Cette perspective va dans le même sens que celle du père suffisamment présent qui affirme son identité et qui contribue positivement au développement de l’enfant, (Zaouche-Gaudron, 1997).

Dans le cadre du Mémoire de MR2 présenté en 2003, et dont le thème a été   Carence paternelle et perturbations psychologiques , nous avons abordé, en particulier, la carence paternelle  et nous avons indiqué que résumer le rôle du père à une fonction symbolique n’était guère acceptable. En effet, un père qui est absent de la vie quotidienne de l’enfant, qui ne maintient aucun contact avec celui-ci, qui les abandonne, est aussi un  père carencé.

La notion de carence paternelle ne doit donc pas se fonder uniquement sur la variable absence physique du père (car celle-ci peut être associée à un père qui est absent, mais aussi à un père qui est présent, mais qui n’assume pas ses responsabilités et ses devoirs quant à l’éducation de l’enfant). Cette notion s’appuie également sur la variable qualité du père.

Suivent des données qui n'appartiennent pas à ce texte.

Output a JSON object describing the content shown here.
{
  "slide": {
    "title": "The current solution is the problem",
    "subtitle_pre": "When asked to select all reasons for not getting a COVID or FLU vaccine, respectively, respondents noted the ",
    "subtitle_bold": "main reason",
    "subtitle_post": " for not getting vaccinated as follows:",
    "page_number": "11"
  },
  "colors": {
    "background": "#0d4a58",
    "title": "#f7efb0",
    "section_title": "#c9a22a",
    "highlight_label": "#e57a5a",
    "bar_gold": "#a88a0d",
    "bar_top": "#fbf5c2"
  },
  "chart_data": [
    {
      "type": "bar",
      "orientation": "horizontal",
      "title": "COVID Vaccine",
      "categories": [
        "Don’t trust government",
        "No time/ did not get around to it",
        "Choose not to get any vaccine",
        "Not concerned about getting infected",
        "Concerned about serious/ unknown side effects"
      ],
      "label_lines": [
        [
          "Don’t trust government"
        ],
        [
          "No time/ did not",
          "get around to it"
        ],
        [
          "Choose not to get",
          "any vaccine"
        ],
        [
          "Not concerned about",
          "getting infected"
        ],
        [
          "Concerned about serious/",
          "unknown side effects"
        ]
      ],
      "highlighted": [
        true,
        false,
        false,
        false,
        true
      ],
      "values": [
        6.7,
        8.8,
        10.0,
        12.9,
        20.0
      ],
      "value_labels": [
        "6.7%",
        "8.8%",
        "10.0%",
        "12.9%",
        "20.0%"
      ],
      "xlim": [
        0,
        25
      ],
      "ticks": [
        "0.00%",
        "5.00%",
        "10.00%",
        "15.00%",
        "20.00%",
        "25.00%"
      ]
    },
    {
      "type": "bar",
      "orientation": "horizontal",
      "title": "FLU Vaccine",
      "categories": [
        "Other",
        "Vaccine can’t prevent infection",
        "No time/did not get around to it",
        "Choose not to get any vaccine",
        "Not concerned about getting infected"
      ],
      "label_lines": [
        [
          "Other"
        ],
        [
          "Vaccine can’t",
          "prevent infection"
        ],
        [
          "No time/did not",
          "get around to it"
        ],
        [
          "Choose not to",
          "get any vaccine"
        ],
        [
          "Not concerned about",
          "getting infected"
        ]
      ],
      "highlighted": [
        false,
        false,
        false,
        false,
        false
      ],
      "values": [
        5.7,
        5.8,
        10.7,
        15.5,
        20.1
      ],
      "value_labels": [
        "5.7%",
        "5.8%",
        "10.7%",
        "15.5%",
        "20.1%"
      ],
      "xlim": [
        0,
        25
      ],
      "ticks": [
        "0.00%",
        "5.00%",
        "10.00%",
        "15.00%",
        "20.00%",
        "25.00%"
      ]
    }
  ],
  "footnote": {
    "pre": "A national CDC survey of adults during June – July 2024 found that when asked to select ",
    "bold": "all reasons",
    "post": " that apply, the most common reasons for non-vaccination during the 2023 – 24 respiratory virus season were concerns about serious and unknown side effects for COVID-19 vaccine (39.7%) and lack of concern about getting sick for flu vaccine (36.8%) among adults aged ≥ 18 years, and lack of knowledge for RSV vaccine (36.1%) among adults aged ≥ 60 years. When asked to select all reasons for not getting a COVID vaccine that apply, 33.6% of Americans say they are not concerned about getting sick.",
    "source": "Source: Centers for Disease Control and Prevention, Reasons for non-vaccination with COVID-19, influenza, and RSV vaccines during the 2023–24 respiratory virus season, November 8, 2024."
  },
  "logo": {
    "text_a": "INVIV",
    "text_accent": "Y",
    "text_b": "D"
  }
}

Quelle que soit la carence paternelle, celle-ci peut en effet avoir des conséquences négatives pour l’enfant dans de nombreux domaines, à savoir : une carence d’autorité, la délinquance, les troubles du comportement, l’identification sexuelle, l’auto-estime, le développement intellectuel et le rendement scolaire.

Il faut souligner que les conséquences du manque paternelle sont singulières car elles dépendent de nombreux facteurs, notamment le contexte familial, les caractéristiques de la personnalité des membres de la famille, le contexte socio-économique, le moment où a lieu cette carence, le sexe et l’âge de l’enfant). Tout cela nous met devant des questions sur la présence/absence du père dans le développement de l’enfant et l’influence positive ou négative qu’il peut assumer. Ainsi, en tant que psychologue, c’est très difficile de saisir que les enfants qui subissent l’absence d’un père au long de son développement, ce sont retenues comme des sujets problématiques.